IMF Peringatkan Asia Soal Potensi Jadi Pemicu Inflasi Dunia Akibat Harga Komoditas yang Terus Meningkat

IMF Peringatkan Asia Soal Potensi Jadi Pemicu Inflasi Dunia Akibat Harga Komoditas yang Terus Meningkat

Ilustrasi - IMF: Tingginya harga komoditas di Asia berpotensi picu inflasi dunia-Photo by Pavel Danilyuk -Pexels

JAKARTA, FIN.CO.ID - Negara-negara Asia bisa mengekspor inflasi ke dunia jika harga konsumen melebihi kenaikan biaya energi, menambah tekanan inflasi global yang membebani pertumbuhan.

"Jika harga minyak terus meningkat dan biaya produsen meningkat, tidak dapat dihindari bahwa pada akhirnya akan berdampak pada harga barang ritel," ujar Changyong Rhee, Direktur IMF untuk Asia-Pasifik, dikutip dari Bloomberg, Rabu 23 Maret 2022.

"Pada tahap itu Asia dapat mengekspor inflasi lebih jauh ke dunia, tetapi sekarang belum pada tahap itu," sambungnya.

(BACA JUGA:Ada-ada Saja, BPJS Istri Sah Dipakai Istri Siri Lahiran, Suami Dilaporkan ke Polisi)

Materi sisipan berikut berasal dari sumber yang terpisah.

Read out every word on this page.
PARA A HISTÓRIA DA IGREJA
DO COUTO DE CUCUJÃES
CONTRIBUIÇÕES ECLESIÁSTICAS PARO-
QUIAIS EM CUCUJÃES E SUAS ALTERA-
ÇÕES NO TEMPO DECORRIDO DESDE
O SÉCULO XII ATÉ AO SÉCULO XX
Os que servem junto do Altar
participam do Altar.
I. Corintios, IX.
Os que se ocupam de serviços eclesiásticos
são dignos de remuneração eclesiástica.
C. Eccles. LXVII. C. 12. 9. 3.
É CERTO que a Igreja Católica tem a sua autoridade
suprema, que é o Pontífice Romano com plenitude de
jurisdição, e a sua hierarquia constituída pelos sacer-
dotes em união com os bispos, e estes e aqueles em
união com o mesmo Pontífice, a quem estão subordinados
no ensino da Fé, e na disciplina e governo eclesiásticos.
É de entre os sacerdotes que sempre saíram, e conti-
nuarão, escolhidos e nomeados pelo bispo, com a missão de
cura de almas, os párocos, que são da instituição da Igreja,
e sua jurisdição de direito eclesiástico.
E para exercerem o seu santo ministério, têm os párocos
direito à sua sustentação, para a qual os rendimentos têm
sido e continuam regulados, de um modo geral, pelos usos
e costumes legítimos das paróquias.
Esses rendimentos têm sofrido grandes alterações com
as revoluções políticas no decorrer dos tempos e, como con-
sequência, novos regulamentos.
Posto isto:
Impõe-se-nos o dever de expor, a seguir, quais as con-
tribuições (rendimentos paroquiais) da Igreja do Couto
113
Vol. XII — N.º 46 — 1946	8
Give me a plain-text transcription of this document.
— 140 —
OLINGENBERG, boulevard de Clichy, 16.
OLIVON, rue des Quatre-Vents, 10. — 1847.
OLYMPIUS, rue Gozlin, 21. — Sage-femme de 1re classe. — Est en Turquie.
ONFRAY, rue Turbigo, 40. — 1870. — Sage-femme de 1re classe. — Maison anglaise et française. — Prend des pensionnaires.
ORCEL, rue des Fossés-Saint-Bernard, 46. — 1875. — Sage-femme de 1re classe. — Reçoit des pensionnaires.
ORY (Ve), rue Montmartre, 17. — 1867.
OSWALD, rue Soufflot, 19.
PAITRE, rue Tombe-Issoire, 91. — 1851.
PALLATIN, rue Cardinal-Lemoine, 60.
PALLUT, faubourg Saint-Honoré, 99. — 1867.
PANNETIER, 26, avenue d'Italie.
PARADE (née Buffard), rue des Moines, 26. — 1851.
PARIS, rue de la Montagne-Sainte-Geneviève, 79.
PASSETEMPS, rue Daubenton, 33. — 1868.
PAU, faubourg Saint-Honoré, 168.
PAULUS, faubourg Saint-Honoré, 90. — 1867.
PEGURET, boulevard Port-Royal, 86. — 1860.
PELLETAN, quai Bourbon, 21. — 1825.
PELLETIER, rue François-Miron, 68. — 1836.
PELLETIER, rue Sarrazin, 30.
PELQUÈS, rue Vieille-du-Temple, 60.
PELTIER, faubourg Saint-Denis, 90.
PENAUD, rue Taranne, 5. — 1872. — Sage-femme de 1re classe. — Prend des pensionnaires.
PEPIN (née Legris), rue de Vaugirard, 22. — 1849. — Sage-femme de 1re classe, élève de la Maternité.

Komentar Rhee menunjukkan bahwa Asia pada akhirnya berisiko untuk berkontribusi pada putaran umpan balik harga global, jika harga komoditas terus meningkat.

Menurut Rhee, inflasi sudah meningkat lebih cepat dari yang diperkirakan, meskipun IMF memperkirakan akan mencapai puncaknya di Asia pada paruh kedua tahun ini.

Perang di Ukraina, ditambah dengan normalisasi kebijakan moneter AS, akan menyebabkan harga pangan dan energi yang lebih tinggi untuk orang Asia, sehingga memangkas pendapatan riil mereka terutama di kalangan rumah tangga miskin, ungkap Rhee.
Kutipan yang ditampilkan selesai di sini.